VISION IN BLOOM
ARTICLE | Alana Wagner
PHOTOGRAPHER | Kelly Moore Clark
WEBSITE | www.hamaker-art-design.com
Of the services Robin Hamaker provides through Robin Hamaker Art & Design, perhaps the most valuable is vision. Whether it is an interior design project or an art consultation, Robin is able to see past what is in front of her, to envision what can be and hold onto that vision in the midst of moving parts, scattered pieces, and the sometimes overwhelming messiness of a place in progress. This has served Robin’s clients for her 13 years in interior design and consultation, and it has also served her. She is able to bring and maintain this vision in her work for others because she has practiced the same throughout her own life.
Robin was born in New Orleans, Louisiana, to a mother who was a homemaker and a father who was an orthopedic physician. She grew up with a desire to learn and a creativity that was fostered at home. Though she already knew she loved art, the influence of her father’s career led her to study molecular biology at Tulane University in New Orleans, in which she earned a Bachelor’s of Science.

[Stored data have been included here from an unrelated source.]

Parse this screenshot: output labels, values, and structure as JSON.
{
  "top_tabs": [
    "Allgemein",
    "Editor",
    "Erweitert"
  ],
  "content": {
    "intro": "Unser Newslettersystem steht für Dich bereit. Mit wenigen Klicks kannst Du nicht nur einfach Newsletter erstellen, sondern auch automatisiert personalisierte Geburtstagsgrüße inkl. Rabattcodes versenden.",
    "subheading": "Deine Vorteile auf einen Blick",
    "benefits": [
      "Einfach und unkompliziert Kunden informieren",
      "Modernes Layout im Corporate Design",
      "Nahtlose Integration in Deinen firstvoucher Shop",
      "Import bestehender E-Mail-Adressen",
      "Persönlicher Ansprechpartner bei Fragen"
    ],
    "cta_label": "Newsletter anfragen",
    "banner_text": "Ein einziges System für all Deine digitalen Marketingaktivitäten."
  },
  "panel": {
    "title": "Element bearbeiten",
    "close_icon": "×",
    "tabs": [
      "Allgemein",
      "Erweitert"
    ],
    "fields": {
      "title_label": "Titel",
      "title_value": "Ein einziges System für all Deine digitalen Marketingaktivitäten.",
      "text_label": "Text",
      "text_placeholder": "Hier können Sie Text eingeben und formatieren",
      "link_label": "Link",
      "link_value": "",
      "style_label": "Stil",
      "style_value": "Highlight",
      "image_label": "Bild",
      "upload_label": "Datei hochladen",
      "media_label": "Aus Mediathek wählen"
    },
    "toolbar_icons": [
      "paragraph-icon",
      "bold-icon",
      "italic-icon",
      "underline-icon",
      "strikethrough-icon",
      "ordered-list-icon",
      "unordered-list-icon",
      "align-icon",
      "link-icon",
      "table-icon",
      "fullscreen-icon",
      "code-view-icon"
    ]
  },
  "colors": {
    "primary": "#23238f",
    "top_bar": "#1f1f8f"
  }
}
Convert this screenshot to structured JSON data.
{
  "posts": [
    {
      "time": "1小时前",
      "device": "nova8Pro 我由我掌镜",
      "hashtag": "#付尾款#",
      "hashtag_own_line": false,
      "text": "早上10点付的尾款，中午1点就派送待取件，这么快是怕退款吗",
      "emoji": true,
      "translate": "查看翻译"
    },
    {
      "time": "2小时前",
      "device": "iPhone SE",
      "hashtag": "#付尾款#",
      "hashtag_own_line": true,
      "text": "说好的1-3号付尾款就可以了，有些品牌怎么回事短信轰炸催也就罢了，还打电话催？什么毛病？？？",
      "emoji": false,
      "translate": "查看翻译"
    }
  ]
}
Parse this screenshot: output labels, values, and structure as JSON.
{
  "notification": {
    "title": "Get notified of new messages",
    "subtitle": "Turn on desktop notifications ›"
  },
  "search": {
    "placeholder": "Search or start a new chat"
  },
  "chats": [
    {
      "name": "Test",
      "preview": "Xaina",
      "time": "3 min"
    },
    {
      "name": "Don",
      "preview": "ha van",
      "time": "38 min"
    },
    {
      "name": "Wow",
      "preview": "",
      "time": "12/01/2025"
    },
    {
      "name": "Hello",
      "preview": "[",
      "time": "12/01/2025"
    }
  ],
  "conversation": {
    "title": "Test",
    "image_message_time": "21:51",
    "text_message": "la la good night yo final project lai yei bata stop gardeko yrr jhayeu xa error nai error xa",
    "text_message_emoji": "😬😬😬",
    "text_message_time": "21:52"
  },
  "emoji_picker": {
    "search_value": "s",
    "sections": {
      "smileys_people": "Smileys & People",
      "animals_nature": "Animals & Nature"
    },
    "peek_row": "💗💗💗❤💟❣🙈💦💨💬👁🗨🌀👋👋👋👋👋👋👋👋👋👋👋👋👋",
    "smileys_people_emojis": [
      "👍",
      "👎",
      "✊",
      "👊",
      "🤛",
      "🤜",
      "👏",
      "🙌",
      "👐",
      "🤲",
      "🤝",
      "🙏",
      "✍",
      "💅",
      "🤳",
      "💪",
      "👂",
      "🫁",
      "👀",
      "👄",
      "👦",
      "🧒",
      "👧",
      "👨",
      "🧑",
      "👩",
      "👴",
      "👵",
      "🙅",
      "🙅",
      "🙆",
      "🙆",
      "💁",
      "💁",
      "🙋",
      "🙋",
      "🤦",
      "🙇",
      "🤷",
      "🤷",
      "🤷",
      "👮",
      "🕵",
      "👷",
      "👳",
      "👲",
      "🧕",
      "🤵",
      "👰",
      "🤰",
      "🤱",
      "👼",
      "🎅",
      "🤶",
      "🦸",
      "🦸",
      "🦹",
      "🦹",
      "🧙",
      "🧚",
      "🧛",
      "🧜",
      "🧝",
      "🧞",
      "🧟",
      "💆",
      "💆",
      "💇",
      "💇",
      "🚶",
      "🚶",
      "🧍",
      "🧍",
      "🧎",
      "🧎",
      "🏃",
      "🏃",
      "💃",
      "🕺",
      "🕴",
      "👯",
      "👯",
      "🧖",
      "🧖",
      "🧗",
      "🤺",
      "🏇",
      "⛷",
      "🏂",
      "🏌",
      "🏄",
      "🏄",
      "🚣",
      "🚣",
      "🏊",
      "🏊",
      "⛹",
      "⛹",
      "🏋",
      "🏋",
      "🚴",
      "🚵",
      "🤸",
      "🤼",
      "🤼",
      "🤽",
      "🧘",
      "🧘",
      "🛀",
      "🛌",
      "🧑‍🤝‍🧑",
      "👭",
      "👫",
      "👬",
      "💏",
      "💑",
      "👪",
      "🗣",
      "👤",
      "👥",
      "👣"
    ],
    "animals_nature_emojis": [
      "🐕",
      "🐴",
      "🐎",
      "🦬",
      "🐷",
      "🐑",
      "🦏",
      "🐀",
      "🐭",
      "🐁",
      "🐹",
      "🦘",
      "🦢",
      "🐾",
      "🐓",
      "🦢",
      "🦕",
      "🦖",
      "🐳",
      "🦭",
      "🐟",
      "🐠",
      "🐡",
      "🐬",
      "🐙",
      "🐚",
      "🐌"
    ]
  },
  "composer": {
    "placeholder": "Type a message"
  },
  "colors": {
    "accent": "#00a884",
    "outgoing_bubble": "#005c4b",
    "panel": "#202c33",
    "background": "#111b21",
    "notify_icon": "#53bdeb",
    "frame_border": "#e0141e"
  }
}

Yet the vision of being an artist and her desire and need to create remained in front of Robin. “Art eventually won out,” she said of her decision to pursue a career as an artist after college. She still takes great interest in biology, sometimes getting the impulse to enroll in a class to satisfy that part of herself. “I would have the best drawings of molecules out of anyone else in the class,” she said with a laugh.
Robin’s three siblings have similar interests and pursuits to her own. Her sister Tish Miller is also a designer, and the two often collaborate, particularly if Tish needs a piece that she can ask Robin to paint for a remodel or redesign. Cynthia Ryan, Robin’s youngest sister, is a jewelry designer. Robin’s brother, Mike Bailey, followed the route of the sciences as a medical representative. “But he’s also creative,” Robin said. “Everyone is creative, just in different ways.” Robin believes that everyone has a creative aspect and merely needs the place and the opportunity to give way to that creativity. Both of Robin’s sons also have distinctly artistic careers: her first son, Miles, is an urban designer and landscape architect in Oslo, Norway, and her younger son, Graham, works for Fat Possum Records in Oxford, Mississippi.
Shortly after graduating from Tulane in 1984, Robin was offered the opportunity to open her first studio in Covington, Louisiana, so she rooted herself there for a time. She was approached by a local business owner who had an empty studio previously used for photography. Robin said that it needed a lot of work to get it into decent shape for her purposes, but she couldn’t pass up the opportunity. The benefits greatly outweighed the cost. While the studio space was much more affordable for Robin than others at that time, more importantly, this allowed her to take part in an effort to revitalize the area. “I was fortunate to be a seed in planting and revitalizing downtown Covington,” she said. Thus, Robin Design Studios opened in 1985.
Other studios and artists’ spaces soon began to appear alongside Robin’s studio. She said this was an invitation that she and other artists received and a pattern they followed multiple times: being offered a studio space for a lower cost in dilapidated areas in exchange for helping to breathe life back into those places. It was an arrangement that proved fruitful for everyone involved.
During her time owning and running Robin Design Studios, Robin began designing restaurants. From 1990 to 1995, she helped plan and design several restaurants, most notably Semolina Restaurant in Metairie, Louisiana, and Coffee Rani in Covington. These jobs are what eventually led Robin to the interior design work that she does now.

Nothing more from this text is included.